One of the best things an emerging writer can do for herself is to learn the craft well, and to be patient with it.  It might very well take years of working with words, punctuation, rhythm, imagery, sentences…all the tools of the writer’s trade.

If you want the benefit of working one day with a wonderful editor at a publishing house, learn to be your own best editor first.

4 Comments

  1. Lanham True on September 24, 2010 at 5:50 pm

    Lish’s editing did, rightly or wrongly, expose the clean bones of
    Carver’s prose. I wonder this then allowed Carver to grow
    clean narrative flesh onto those bones, as in his later style?
    This may just be me, though. Secretly I wish for my own private
    little surgeon/editor — so many of my prose babies come out
    lumpen….!

  2. lucky 8 on September 24, 2010 at 8:07 pm

    Lauren, I was just reading Open Salon and was delighted to see that this wonderful essay was chosen as an Editor’s Pick. Congratulations – just great to see your words of wisdom getting such well deserved attention.

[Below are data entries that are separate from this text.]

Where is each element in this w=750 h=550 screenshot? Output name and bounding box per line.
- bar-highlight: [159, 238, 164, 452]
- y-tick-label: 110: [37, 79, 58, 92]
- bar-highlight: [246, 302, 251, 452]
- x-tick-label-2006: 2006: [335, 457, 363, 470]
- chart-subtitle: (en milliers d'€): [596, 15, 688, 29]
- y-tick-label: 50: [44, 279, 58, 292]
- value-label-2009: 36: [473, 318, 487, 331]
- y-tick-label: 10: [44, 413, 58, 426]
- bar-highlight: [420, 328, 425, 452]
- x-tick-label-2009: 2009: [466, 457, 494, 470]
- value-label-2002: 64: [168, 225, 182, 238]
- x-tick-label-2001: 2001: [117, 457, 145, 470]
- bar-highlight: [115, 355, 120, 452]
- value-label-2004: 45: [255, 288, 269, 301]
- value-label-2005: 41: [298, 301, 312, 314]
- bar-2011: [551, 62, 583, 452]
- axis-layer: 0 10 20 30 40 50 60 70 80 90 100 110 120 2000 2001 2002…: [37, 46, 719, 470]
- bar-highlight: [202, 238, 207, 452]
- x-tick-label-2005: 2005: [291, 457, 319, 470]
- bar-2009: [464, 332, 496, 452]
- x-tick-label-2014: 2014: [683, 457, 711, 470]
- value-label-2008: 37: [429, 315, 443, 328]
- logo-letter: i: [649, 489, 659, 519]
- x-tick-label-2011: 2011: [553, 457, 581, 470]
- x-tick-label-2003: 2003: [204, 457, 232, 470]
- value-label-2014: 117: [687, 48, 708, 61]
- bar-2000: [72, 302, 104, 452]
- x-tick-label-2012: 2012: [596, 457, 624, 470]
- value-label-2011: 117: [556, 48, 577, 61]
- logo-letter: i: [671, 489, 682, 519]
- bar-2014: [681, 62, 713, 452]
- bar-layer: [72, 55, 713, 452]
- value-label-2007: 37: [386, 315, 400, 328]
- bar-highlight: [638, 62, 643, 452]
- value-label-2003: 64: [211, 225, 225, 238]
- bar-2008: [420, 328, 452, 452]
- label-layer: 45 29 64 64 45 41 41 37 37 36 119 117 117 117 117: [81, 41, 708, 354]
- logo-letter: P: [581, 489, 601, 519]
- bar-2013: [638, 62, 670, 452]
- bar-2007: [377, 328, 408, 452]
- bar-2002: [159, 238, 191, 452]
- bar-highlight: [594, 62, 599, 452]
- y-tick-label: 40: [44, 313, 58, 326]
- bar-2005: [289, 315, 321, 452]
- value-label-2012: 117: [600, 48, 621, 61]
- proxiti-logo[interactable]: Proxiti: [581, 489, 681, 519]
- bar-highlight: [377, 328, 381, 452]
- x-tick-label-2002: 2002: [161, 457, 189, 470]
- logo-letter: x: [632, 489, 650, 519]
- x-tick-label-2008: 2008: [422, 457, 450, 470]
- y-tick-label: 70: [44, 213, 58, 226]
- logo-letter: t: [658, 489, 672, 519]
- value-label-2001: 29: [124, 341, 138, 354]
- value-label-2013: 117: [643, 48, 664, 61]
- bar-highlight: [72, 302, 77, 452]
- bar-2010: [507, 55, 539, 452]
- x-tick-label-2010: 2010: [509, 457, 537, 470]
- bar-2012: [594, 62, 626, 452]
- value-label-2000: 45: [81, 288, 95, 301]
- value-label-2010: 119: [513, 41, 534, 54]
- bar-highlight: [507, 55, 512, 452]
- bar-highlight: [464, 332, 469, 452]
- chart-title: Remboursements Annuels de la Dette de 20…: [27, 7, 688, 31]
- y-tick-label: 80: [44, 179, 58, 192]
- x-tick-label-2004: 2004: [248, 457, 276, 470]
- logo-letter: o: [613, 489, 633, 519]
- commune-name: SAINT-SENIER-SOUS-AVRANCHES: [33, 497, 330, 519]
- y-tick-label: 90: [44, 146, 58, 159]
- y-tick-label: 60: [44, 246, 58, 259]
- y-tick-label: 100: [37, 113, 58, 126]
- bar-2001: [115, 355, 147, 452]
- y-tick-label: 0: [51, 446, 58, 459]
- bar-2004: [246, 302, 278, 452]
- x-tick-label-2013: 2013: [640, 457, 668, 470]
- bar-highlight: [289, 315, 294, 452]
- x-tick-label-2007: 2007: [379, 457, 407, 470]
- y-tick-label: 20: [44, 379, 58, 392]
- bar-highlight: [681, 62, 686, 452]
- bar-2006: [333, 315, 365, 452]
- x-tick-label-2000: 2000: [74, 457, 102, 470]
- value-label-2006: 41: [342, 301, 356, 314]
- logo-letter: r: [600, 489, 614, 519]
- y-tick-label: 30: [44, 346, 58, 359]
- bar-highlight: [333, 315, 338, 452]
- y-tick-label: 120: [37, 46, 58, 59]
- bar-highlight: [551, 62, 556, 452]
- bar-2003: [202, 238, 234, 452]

    http://open.salon.com/blog/lbdavis/2010/09/24/what_we_talk_about_when_we_talk_about_editors

  3. Léna Roy on September 24, 2010 at 8:23 pm

    I love this! Great reminder that fiction needs some tremendous
    marinating before putting it into the oven to cook – then if it’s
    cooked just right, an editor will smell the deliciousness and help
    trim the fat. Or not, as we all know! xo

  4. red-handed on September 30, 2010 at 7:55 am

    I’m starting to think I was lucky; my own editor didn’t ask to change a word.